Hij had een biswamati-vrouw,
waarvan de schoonheid niet kan worden beschreven.1.
Die koning zag een parel.
Beschouwde hem als zeer waardig en deugdzaam.
Hij ving hem op en bracht hem naar het paleis.
Had seks met hem. 2.
De koning maakte haar tot zijn vrouw
En zo nu en dan de liefde met hem bedreven.
De 'Kuvet' ('Kuvat' - interesse van die vrouw om naar Kumarakom te gaan) ging niet weg
En ze bleef plezier maken met andere (mannen). 3.
Op een dag, toen het middernacht was,
Dus ging ze naar het huis van Nain Yar.
De bewakers hebben hem betrapt
En nadat hij zijn neus had doorgesneden, vertrok hij weer. 4.
Nain met een afgehakte neus
Toen ging ze het huis van de koning binnen.
Toen schoor de koning zijn haar
Ik vroeg hem om een scheermes. 5.
Toen gaf hij dat scheermes,
Waarmee haar nog nooit eerder werd geschoren.
De koning was erg boos toen hij hem zag
En ving het op en gooide het naar die vrouw. 6.
Toen begon die vrouw 'hallo hallo' te zeggen,
O koning! (Je hebt mijn) neus gebroken.
Toen ging de koning naar hem toe
En hij was verrast toen hij zag dat het gezicht onder het bloed zat.
Toen sprak de koning de woorden 'Hallo' uit
(En zei) dat ik er niet aan had gedacht.
Kijk eens naar de sluwheid van die vrouw
Dat (al) het kwaad op het hoofd van de koning werd gelegd. 8.
dubbel:
Die koning dacht niet aan scheiding in zijn geest.
Bij (die) vrouw werd haar neus (elders) afgesneden, maar er werd kwaad op haar (het hoofd van de koning) gelegd. 9.
Hier is de conclusie van de 313e charitra van Mantri Bhup Sambad van Tria Charitra van Sri Charitropakhyan, alles is veelbelovend.313.5958. gaat door
vierentwintig:
In Dachshan (Disha) was er een koning genaamd Dachhin Sen.
Hij kende veel Shastra Smritis.
In dat (konings)huis was een vrouw genaamd Dachhin (Dei).
(Het leek zo) alsof de maan aan de hemel was opgekomen. 1.

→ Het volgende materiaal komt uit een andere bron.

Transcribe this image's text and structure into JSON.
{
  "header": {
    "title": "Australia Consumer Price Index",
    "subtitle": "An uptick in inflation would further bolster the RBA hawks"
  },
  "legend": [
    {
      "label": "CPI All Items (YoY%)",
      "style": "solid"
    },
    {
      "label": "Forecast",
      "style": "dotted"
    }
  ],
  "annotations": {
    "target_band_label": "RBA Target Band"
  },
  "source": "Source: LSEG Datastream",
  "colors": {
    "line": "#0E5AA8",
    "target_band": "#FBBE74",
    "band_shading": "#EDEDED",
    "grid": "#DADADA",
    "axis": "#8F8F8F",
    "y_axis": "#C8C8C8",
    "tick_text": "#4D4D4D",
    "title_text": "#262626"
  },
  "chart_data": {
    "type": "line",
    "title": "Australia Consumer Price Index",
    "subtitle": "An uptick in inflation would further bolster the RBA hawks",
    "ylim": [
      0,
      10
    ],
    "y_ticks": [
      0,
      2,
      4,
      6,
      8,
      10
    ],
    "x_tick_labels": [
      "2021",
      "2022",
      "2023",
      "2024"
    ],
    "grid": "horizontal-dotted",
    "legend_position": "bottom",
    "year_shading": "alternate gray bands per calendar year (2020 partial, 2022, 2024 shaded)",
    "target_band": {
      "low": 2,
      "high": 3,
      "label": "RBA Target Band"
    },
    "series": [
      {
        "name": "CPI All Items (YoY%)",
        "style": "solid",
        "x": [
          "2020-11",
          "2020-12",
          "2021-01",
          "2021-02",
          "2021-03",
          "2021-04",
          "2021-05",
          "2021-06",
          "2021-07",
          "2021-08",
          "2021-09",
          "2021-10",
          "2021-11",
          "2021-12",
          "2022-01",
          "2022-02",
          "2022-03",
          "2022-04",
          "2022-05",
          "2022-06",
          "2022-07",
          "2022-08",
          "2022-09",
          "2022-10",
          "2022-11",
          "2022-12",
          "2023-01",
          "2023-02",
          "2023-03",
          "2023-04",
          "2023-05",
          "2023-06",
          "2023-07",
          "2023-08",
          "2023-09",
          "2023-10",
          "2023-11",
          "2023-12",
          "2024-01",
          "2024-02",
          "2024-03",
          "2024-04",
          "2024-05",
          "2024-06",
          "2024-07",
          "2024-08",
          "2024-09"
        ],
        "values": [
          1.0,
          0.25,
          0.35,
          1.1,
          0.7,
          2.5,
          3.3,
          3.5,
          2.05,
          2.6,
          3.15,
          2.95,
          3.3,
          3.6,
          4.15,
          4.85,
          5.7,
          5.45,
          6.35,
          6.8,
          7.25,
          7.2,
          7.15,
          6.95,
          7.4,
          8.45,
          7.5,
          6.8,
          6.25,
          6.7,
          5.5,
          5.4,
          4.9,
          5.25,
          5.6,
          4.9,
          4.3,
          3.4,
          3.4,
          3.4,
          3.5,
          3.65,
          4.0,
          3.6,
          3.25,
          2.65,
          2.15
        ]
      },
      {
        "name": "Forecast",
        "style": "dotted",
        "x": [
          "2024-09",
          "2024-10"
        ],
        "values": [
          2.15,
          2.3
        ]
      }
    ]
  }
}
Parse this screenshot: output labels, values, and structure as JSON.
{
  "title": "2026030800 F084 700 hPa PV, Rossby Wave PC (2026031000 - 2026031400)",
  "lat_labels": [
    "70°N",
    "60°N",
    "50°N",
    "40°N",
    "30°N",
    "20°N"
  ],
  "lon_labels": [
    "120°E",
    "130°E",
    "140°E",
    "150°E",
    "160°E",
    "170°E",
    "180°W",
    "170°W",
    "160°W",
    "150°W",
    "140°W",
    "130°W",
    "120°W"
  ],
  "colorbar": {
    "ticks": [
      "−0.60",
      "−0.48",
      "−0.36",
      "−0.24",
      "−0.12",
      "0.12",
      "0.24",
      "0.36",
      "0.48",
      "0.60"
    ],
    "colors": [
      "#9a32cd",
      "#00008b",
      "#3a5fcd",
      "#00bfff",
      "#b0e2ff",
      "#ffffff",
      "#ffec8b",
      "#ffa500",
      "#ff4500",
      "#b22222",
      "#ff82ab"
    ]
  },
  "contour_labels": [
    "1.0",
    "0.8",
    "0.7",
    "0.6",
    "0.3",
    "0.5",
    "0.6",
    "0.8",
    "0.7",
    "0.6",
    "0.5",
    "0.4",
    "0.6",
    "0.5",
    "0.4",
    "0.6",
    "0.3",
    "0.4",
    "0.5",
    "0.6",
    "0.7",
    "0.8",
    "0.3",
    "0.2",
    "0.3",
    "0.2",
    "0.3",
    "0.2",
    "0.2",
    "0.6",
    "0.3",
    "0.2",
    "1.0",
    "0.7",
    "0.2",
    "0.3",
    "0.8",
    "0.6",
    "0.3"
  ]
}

De koningin had oneindige schoonheid,
Bij het zien van wiens uitstraling was de zon vroeger onderworpen.
De koning was erg op haar gesteld
Zoals het bruin op het bloemblad van de lotus zit. 2.
Vroeger was er een dochter van (één) Shah.
Hij zag (op een dag) de schoonheid van de koning.
Zijn naam was Sukumar Dei.
Er was geen vrouw zoals zij op aarde. 3.
zei Shah's dochter in gedachten
Dat wanneer iemand hem heeft gezien, de geest (in hem) vastzit.
Met welke moeite moet ik de koning pakken?
En vergeet de eerste vrouw uit (zijn) gedachten. 4.
Hij trok het beste pantser uit
En Mekhla etc. kleding werd op het lichaam gedragen.
Rookte wierook aan de deur van zijn (koning).
Geen enkele man of vrouw heeft er over nagedacht.5.
Toen er een paar dagen voorbijgingen,
Dus ging de koning eropuit om de stad te bekijken.
Om naar ieders woorden te luisteren
De koning kwam naar buiten met de bedelaar van de heilige. 6.
Die vrouw nam ook de vorm aan van een heilige
Toen ik zag dat de koning woorden uitsprak.
Wat is er met de dwaze koning gebeurd?
Wie begrijpt de situatie van goed en slecht niet.7.
De koningin die veel kwaad doet,
De koning gaat elke dag naar haar huis.
De dwaas (de koning) begrijpt (dat het) mij interesseert.
Maar ze slaapt elke dag met haar vrienden. 8.
(Toen) de koning dit met zijn oren hoorde
Dus ga het hem vragen.
O heilige! Wat moet de koning hier doen?
Wat u zegt, (dat) moet op welke manier worden verwijderd. 9.
(De wijze antwoordde) Deze koning Jog is niet zo'n vrouw.